Results: Mean abscess diameter before incision and drainage was 2.2 ± 1.5 cm as determined by ultrasonography. Community-acquired MRSA accounted for 80 percent of culture-isolated bacteria; however, all isolates were sensitive to trimethoprim/sulfamethoxazole. Adverse effect rates were similar between the groups, with no serious effects reported. Failure rates also were similar between groups at follow-up on day 10 (5.3 percent for the placebo group versus 4.1 percent for the antibiotic group) and day 90 (28.8 versus 28.3 percent, respectively), and did not correlate with abscess size or the presence of community-acquired MRSA. The authors note that more patients in the placebo group experienced new lesions at day 10 (26.4 versus 12.9 percent in the antibiotic group), but suggest that future studies be conducted to support this.

Conclusion: The authors conclude that adding antibiotic therapy to incision and drainage does not improve abscess resolution rates more than incision and drainage alone among children, even when MRSA is the responsible organism.

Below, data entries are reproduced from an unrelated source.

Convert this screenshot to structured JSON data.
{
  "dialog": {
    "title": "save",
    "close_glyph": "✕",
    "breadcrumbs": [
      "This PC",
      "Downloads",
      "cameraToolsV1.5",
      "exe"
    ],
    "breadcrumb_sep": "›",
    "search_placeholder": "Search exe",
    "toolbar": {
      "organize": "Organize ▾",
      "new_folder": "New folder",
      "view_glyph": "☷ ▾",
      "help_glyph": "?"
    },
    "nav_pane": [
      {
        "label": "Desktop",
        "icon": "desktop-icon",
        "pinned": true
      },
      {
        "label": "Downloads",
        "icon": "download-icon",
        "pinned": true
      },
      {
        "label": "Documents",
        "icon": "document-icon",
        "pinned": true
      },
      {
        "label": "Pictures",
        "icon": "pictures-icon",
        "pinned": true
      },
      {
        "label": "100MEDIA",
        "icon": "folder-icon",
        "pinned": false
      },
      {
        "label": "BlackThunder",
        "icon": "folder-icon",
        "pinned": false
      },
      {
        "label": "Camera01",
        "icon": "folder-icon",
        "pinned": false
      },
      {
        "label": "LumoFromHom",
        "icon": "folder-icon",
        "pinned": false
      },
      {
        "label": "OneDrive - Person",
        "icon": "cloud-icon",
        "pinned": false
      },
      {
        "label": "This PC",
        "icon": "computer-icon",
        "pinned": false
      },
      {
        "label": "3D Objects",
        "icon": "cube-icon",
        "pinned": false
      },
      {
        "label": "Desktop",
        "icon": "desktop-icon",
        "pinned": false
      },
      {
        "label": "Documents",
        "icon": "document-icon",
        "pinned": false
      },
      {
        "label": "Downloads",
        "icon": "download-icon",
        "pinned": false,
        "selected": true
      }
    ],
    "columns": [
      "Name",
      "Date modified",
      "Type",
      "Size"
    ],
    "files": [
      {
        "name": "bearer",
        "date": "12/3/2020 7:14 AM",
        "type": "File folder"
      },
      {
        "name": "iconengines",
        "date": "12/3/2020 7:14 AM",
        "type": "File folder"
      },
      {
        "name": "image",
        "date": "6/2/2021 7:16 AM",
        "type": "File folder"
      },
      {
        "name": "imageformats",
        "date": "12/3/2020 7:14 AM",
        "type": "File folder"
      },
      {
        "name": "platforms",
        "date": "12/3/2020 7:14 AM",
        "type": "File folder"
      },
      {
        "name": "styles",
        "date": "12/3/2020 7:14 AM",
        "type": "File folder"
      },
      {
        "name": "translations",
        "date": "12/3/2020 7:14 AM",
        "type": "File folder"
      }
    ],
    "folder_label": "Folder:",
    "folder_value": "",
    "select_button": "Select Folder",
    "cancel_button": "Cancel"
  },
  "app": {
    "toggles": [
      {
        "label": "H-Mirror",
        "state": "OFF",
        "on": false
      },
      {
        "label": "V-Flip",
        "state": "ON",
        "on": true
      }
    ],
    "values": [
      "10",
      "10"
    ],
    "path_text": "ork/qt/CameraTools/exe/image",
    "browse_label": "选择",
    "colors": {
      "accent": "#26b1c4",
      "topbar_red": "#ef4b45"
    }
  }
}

editor's note: A study of adults with uncomplicated abscesses also reported that antibiotics did not improve cure rates beyond incision and drainage alone—although the authors reported that 87.8 percent of cases were caused by MRSA and cephalexin (Keflex; generally believed to be less effective against MRSA) was used.1 Nevertheless, the study by Duong and colleagues has several caveats. Compliance rates were low (66 percent), which could have artificially decreased the antibiotic group's reported cure rate. Furthermore, the current study was restricted to previously healthy children who did not appear toxic and had temperatures of less than 101.1°F. Despite the proven historic benefit of incision and drainage for treating abscesses, further studies would be useful to determine if the technique is sufficient to treat more complicated conditions (i.e., patients presenting with significant fever, larger abscesses, or comorbidities).—k.t.m.